Coco Chanel was Nazi spy, according to new book

PARIS

"Sleeping with the Enemy: Coco Chanel's Secret Wars" claims Chanel was an agent of Germany's military intelligence organization. It also says Chanel was involved in wartime missions in Berlin and Madrid.

Doubts about Chanel's loyalties during World War II have long festered, but "Sleeping with the Enemy: Coco Chanel's Secret War" goes well beyond those previous allegations, citing as evidence documents culled from archives around the world.

The book, written by a Paris-based American historian Hal Vaughan, was published in the U.S. on Tuesday by Knopf.

The House of Chanel said in a statement that "more than 57 books have been written about Gabrielle Chanel. …We would encourage you to consult some of the more serious ones."

Vaughan, an 84-year-old World War II veteran and longtime journalist has previously written two other history books and insists that he is serious. He said the book was the fruit of more than four years of intense labor born out of an accidental find in France's national police archive.

Asked why the book, which is chock-a-block with allegations of Chanel's shady dealings before, during and after the war, had turned up so much more dirt than the scores of previous biographies about the fashion icon, Vaughan had two explanations.

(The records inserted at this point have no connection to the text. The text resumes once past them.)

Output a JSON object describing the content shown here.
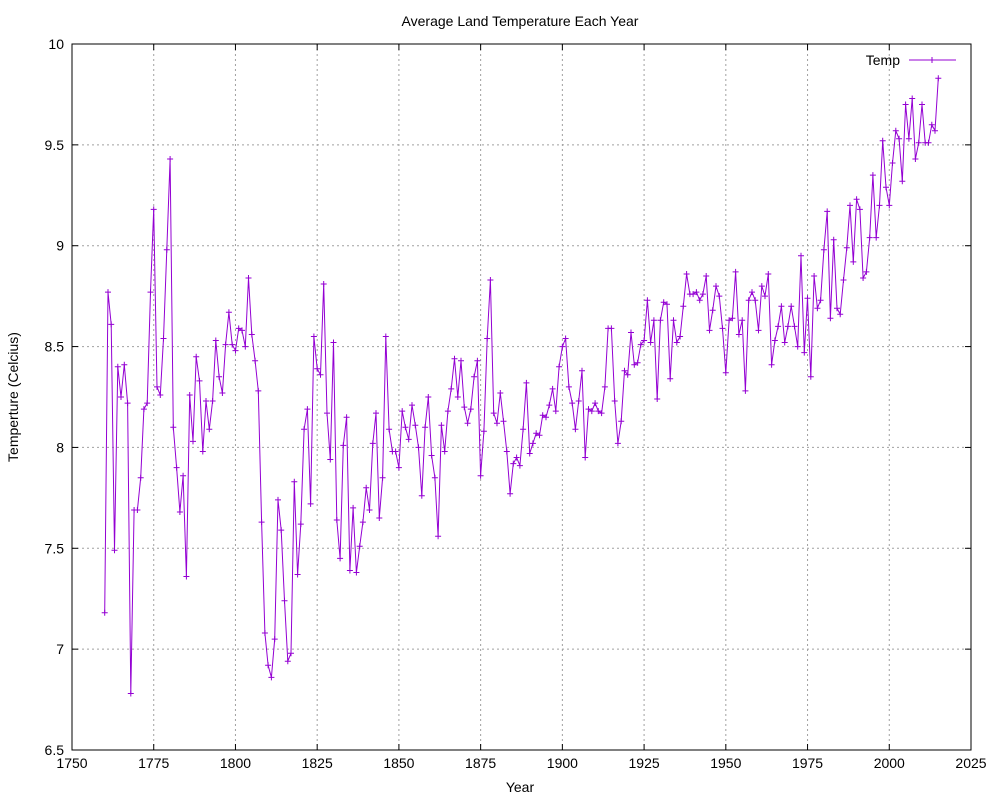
{
  "chart_data": {
    "type": "line",
    "title": "Average Land Temperature Each Year",
    "xlabel": "Year",
    "ylabel": "Temperture (Celcius)",
    "xlim": [
      1750,
      2025
    ],
    "ylim": [
      6.5,
      10
    ],
    "xticks": [
      1750,
      1775,
      1800,
      1825,
      1850,
      1875,
      1900,
      1925,
      1950,
      1975,
      2000,
      2025
    ],
    "yticks": [
      6.5,
      7,
      7.5,
      8,
      8.5,
      9,
      9.5,
      10
    ],
    "ytick_labels": [
      "6.5",
      "7",
      "7.5",
      "8",
      "8.5",
      "9",
      "9.5",
      "10"
    ],
    "grid": true,
    "legend_position": "top-right",
    "series": [
      {
        "name": "Temp",
        "color": "#9400d3",
        "marker": "plus",
        "x": [
          1760,
          1761,
          1762,
          1763,
          1764,
          1765,
          1766,
          1767,
          1768,
          1769,
          1770,
          1771,
          1772,
          1773,
          1774,
          1775,
          1776,
          1777,
          1778,
          1779,
          1780,
          1781,
          1782,
          1783,
          1784,
          1785,
          1786,
          1787,
          1788,
          1789,
          1790,
          1791,
          1792,
          1793,
          1794,
          1795,
          1796,
          1797,
          1798,
          1799,
          1800,
          1801,
          1802,
          1803,
          1804,
          1805,
          1806,
          1807,
          1808,
          1809,
          1810,
          1811,
          1812,
          1813,
          1814,
          1815,
          1816,
          1817,
          1818,
          1819,
          1820,
          1821,
          1822,
          1823,
          1824,
          1825,
          1826,
          1827,
          1828,
          1829,
          1830,
          1831,
          1832,
          1833,
          1834,
          1835,
          1836,
          1837,
          1838,
          1839,
          1840,
          1841,
          1842,
          1843,
          1844,
          1845,
          1846,
          1847,
          1848,
          1849,
          1850,
          1851,
          1852,
          1853,
          1854,
          1855,
          1856,
          1857,
          1858,
          1859,
          1860,
          1861,
          1862,
          1863,
          1864,
          1865,
          1866,
          1867,
          1868,
          1869,
          1870,
          1871,
          1872,
          1873,
          1874,
          1875,
          1876,
          1877,
          1878,
          1879,
          1880,
          1881,
          1882,
          1883,
          1884,
          1885,
          1886,
          1887,
          1888,
          1889,
          1890,
          1891,
          1892,
          1893,
          1894,
          1895,
          1896,
          1897,
          1898,
          1899,
          1900,
          1901,
          1902,
          1903,
          1904,
          1905,
          1906,
          1907,
          1908,
          1909,
          1910,
          1911,
          1912,
          1913,
          1914,
          1915,
          1916,
          1917,
          1918,
          1919,
          1920,
          1921,
          1922,
          1923,
          1924,
          1925,
          1926,
          1927,
          1928,
          1929,
          1930,
          1931,
          1932,
          1933,
          1934,
          1935,
          1936,
          1937,
          1938,
          1939,
          1940,
          1941,
          1942,
          1943,
          1944,
          1945,
          1946,
          1947,
          1948,
          1949,
          1950,
          1951,
          1952,
          1953,
          1954,
          1955,
          1956,
          1957,
          1958,
          1959,
          1960,
          1961,
          1962,
          1963,
          1964,
          1965,
          1966,
          1967,
          1968,
          1969,
          1970,
          1971,
          1972,
          1973,
          1974,
          1975,
          1976,
          1977,
          1978,
          1979,
          1980,
          1981,
          1982,
          1983,
          1984,
          1985,
          1986,
          1987,
          1988,
          1989,
          1990,
          1991,
          1992,
          1993,
          1994,
          1995,
          1996,
          1997,
          1998,
          1999,
          2000,
          2001,
          2002,
          2003,
          2004,
          2005,
          2006,
          2007,
          2008,
          2009,
          2010,
          2011,
          2012,
          2013,
          2014,
          2015
        ],
        "values": [
          7.18,
          8.77,
          8.61,
          7.49,
          8.4,
          8.25,
          8.41,
          8.22,
          6.78,
          7.69,
          7.69,
          7.85,
          8.19,
          8.22,
          8.77,
          9.18,
          8.3,
          8.26,
          8.54,
          8.98,
          9.43,
          8.1,
          7.9,
          7.68,
          7.86,
          7.36,
          8.26,
          8.03,
          8.45,
          8.33,
          7.98,
          8.23,
          8.09,
          8.23,
          8.53,
          8.35,
          8.27,
          8.51,
          8.67,
          8.51,
          8.48,
          8.59,
          8.58,
          8.5,
          8.84,
          8.56,
          8.43,
          8.28,
          7.63,
          7.08,
          6.92,
          6.86,
          7.05,
          7.74,
          7.59,
          7.24,
          6.94,
          6.98,
          7.83,
          7.37,
          7.62,
          8.09,
          8.19,
          7.72,
          8.55,
          8.39,
          8.36,
          8.81,
          8.17,
          7.94,
          8.52,
          7.64,
          7.45,
          8.01,
          8.15,
          7.39,
          7.7,
          7.38,
          7.51,
          7.63,
          7.8,
          7.69,
          8.02,
          8.17,
          7.65,
          7.85,
          8.55,
          8.09,
          7.98,
          7.98,
          7.9,
          8.18,
          8.1,
          8.04,
          8.21,
          8.11,
          8.0,
          7.76,
          8.1,
          8.25,
          7.96,
          7.85,
          7.56,
          8.11,
          7.98,
          8.18,
          8.29,
          8.44,
          8.25,
          8.43,
          8.2,
          8.12,
          8.19,
          8.35,
          8.43,
          7.86,
          8.08,
          8.54,
          8.83,
          8.17,
          8.12,
          8.27,
          8.13,
          7.98,
          7.77,
          7.92,
          7.95,
          7.91,
          8.09,
          8.32,
          7.97,
          8.02,
          8.07,
          8.06,
          8.16,
          8.15,
          8.21,
          8.29,
          8.18,
          8.4,
          8.5,
          8.54,
          8.3,
          8.22,
          8.09,
          8.23,
          8.38,
          7.95,
          8.19,
          8.18,
          8.22,
          8.18,
          8.17,
          8.3,
          8.59,
          8.59,
          8.23,
          8.02,
          8.13,
          8.38,
          8.36,
          8.57,
          8.41,
          8.42,
          8.51,
          8.53,
          8.73,
          8.52,
          8.63,
          8.24,
          8.63,
          8.72,
          8.71,
          8.34,
          8.63,
          8.52,
          8.55,
          8.7,
          8.86,
          8.76,
          8.76,
          8.77,
          8.73,
          8.76,
          8.85,
          8.58,
          8.68,
          8.8,
          8.75,
          8.59,
          8.37,
          8.63,
          8.64,
          8.87,
          8.56,
          8.63,
          8.28,
          8.73,
          8.77,
          8.73,
          8.58,
          8.8,
          8.75,
          8.86,
          8.41,
          8.53,
          8.6,
          8.7,
          8.52,
          8.6,
          8.7,
          8.6,
          8.5,
          8.95,
          8.47,
          8.74,
          8.35,
          8.85,
          8.69,
          8.73,
          8.98,
          9.17,
          8.64,
          9.03,
          8.69,
          8.66,
          8.83,
          8.99,
          9.2,
          8.92,
          9.23,
          9.18,
          8.84,
          8.87,
          9.04,
          9.35,
          9.04,
          9.2,
          9.52,
          9.29,
          9.2,
          9.41,
          9.57,
          9.53,
          9.32,
          9.7,
          9.53,
          9.73,
          9.43,
          9.51,
          9.7,
          9.51,
          9.51,
          9.6,
          9.57,
          9.83
        ]
      }
    ]
  }
}
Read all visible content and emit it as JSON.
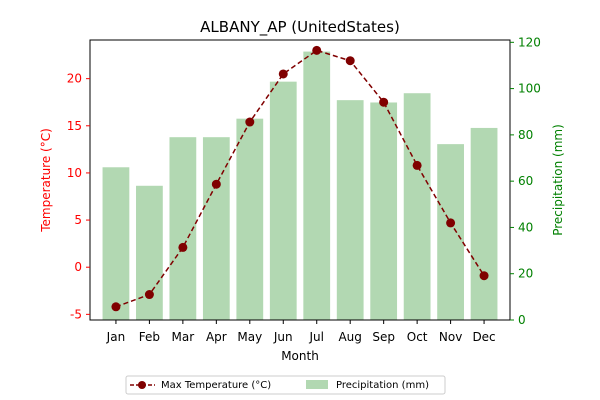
{
  "chart_data": {
    "type": "bar",
    "title": "ALBANY_AP (UnitedStates)",
    "xlabel": "Month",
    "categories": [
      "Jan",
      "Feb",
      "Mar",
      "Apr",
      "May",
      "Jun",
      "Jul",
      "Aug",
      "Sep",
      "Oct",
      "Nov",
      "Dec"
    ],
    "y_left": {
      "label": "Temperature (°C)",
      "color": "#ff0000",
      "ylim": [
        -5.6,
        24.1
      ],
      "ticks": [
        -5,
        0,
        5,
        10,
        15,
        20
      ]
    },
    "y_right": {
      "label": "Precipitation (mm)",
      "color": "#008000",
      "ylim": [
        0,
        121
      ],
      "ticks": [
        0,
        20,
        40,
        60,
        80,
        100,
        120
      ]
    },
    "series": [
      {
        "name": "Max Temperature (°C)",
        "type": "line",
        "axis": "left",
        "color": "#800000",
        "style": "dashed-with-circle-markers",
        "values": [
          -4.2,
          -2.9,
          2.1,
          8.8,
          15.4,
          20.5,
          23.0,
          21.9,
          17.5,
          10.8,
          4.7,
          -0.9
        ]
      },
      {
        "name": "Precipitation (mm)",
        "type": "bar",
        "axis": "right",
        "color": "#b2d8b2",
        "values": [
          66,
          58,
          79,
          79,
          87,
          103,
          116,
          95,
          94,
          98,
          76,
          83
        ]
      }
    ],
    "legend_position": "bottom-center",
    "grid": false
  }
}
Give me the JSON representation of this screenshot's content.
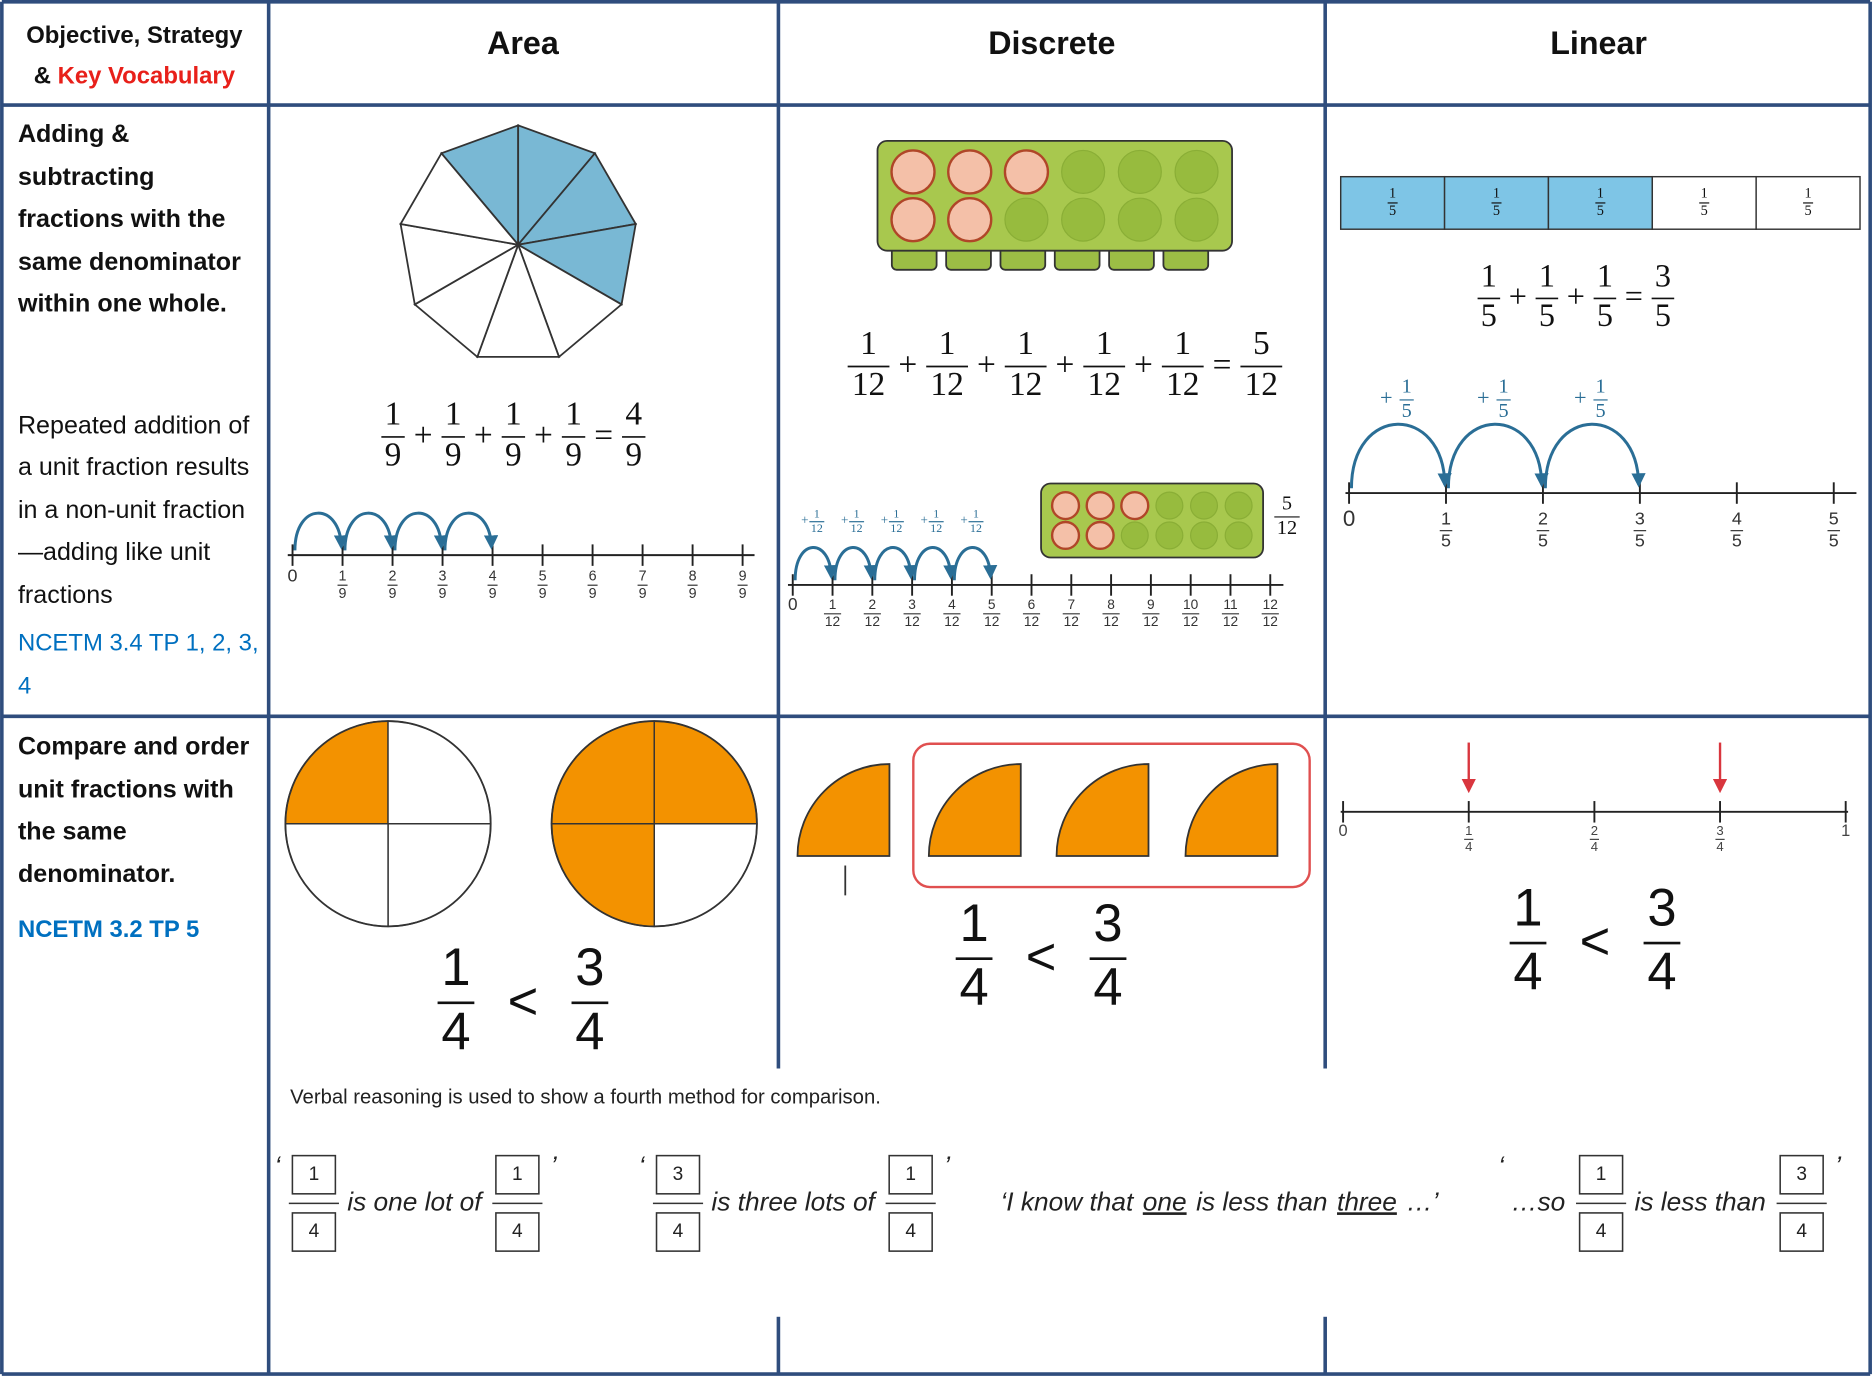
{
  "header": {
    "objective": "Objective, Strategy",
    "amp": "&",
    "vocabulary": "Key Vocabulary",
    "columns": [
      "Area",
      "Discrete",
      "Linear"
    ]
  },
  "rows": [
    {
      "objective": "Adding & subtracting fractions with the same denominator within one whole.",
      "description": "Repeated addition of a unit fraction results in a non-unit fraction—adding like unit fractions",
      "reference": "NCETM 3.4 TP 1, 2, 3, 4",
      "area": {
        "equation": {
          "terms": [
            [
              1,
              9
            ],
            [
              1,
              9
            ],
            [
              1,
              9
            ],
            [
              1,
              9
            ]
          ],
          "op": "+",
          "eq": "=",
          "result": [
            4,
            9
          ]
        },
        "number_line": [
          0,
          [
            1,
            9
          ],
          [
            2,
            9
          ],
          [
            3,
            9
          ],
          [
            4,
            9
          ],
          [
            5,
            9
          ],
          [
            6,
            9
          ],
          [
            7,
            9
          ],
          [
            8,
            9
          ],
          [
            9,
            9
          ]
        ]
      },
      "discrete": {
        "equation": {
          "terms": [
            [
              1,
              12
            ],
            [
              1,
              12
            ],
            [
              1,
              12
            ],
            [
              1,
              12
            ],
            [
              1,
              12
            ]
          ],
          "op": "+",
          "eq": "=",
          "result": [
            5,
            12
          ]
        },
        "jump_label": {
          "op": "+",
          "fraction": [
            1,
            12
          ]
        },
        "number_line": [
          0,
          [
            1,
            12
          ],
          [
            2,
            12
          ],
          [
            3,
            12
          ],
          [
            4,
            12
          ],
          [
            5,
            12
          ],
          [
            6,
            12
          ],
          [
            7,
            12
          ],
          [
            8,
            12
          ],
          [
            9,
            12
          ],
          [
            10,
            12
          ],
          [
            11,
            12
          ],
          [
            12,
            12
          ]
        ],
        "box_label": [
          5,
          12
        ]
      },
      "linear": {
        "bar_labels": [
          [
            1,
            5
          ],
          [
            1,
            5
          ],
          [
            1,
            5
          ],
          [
            1,
            5
          ],
          [
            1,
            5
          ]
        ],
        "equation": {
          "terms": [
            [
              1,
              5
            ],
            [
              1,
              5
            ],
            [
              1,
              5
            ]
          ],
          "op": "+",
          "eq": "=",
          "result": [
            3,
            5
          ]
        },
        "jump_label": {
          "op": "+",
          "fraction": [
            1,
            5
          ]
        },
        "number_line": [
          0,
          [
            1,
            5
          ],
          [
            2,
            5
          ],
          [
            3,
            5
          ],
          [
            4,
            5
          ],
          [
            5,
            5
          ]
        ]
      }
    },
    {
      "objective": "Compare and order unit fractions with the same denominator.",
      "reference": "NCETM 3.2 TP 5",
      "area": {
        "comparison": {
          "left": [
            1,
            4
          ],
          "op": "<",
          "right": [
            3,
            4
          ]
        }
      },
      "discrete": {
        "comparison": {
          "left": [
            1,
            4
          ],
          "op": "<",
          "right": [
            3,
            4
          ]
        }
      },
      "linear": {
        "number_line": [
          0,
          [
            1,
            4
          ],
          [
            2,
            4
          ],
          [
            3,
            4
          ],
          1
        ],
        "comparison": {
          "left": [
            1,
            4
          ],
          "op": "<",
          "right": [
            3,
            4
          ]
        }
      },
      "verbal": {
        "intro": "Verbal reasoning is used to show a fourth method for comparison.",
        "statements": [
          [
            "‘",
            [
              1,
              4
            ],
            "is one lot of",
            [
              1,
              4
            ],
            "’"
          ],
          [
            "‘",
            [
              3,
              4
            ],
            "is three lots of",
            [
              1,
              4
            ],
            "’"
          ],
          [
            "‘I know that",
            {
              "underline": "one"
            },
            "is less than",
            {
              "underline": "three"
            },
            "…’"
          ],
          [
            "‘",
            "…so",
            [
              1,
              4
            ],
            "is less than",
            [
              3,
              4
            ],
            "’"
          ]
        ]
      }
    }
  ]
}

Firstly, many of the documents he cited had only recently been declassified.

Secondly, he said, many people have a vested interest in protecting Chanel's aura of unsullied chic.

"A lot of people in this world don't want the iconic figure of Gabrielle Coco Chanel, one of France's great cultural idols, destroyed," said Vaughan.

Asked whether he thought "Sleeping with the Enemy" would tarnish the brand's reputation or adversely affect sales, Vaughan snickered.

"There's an expression in French, which translates as 'the dogs bark and the caravans pass,' and that's exactly what's going to happen here with this book," he predicted. Karl Lagerfeld - the brand's current designer whose ponytailed silhouette is almost as iconic as Chanel herself - "is not going to let this thing drift off anywhere, and Chanel will be a name for the next, I don't know, hundred years."

The Associated Press contributed to this report.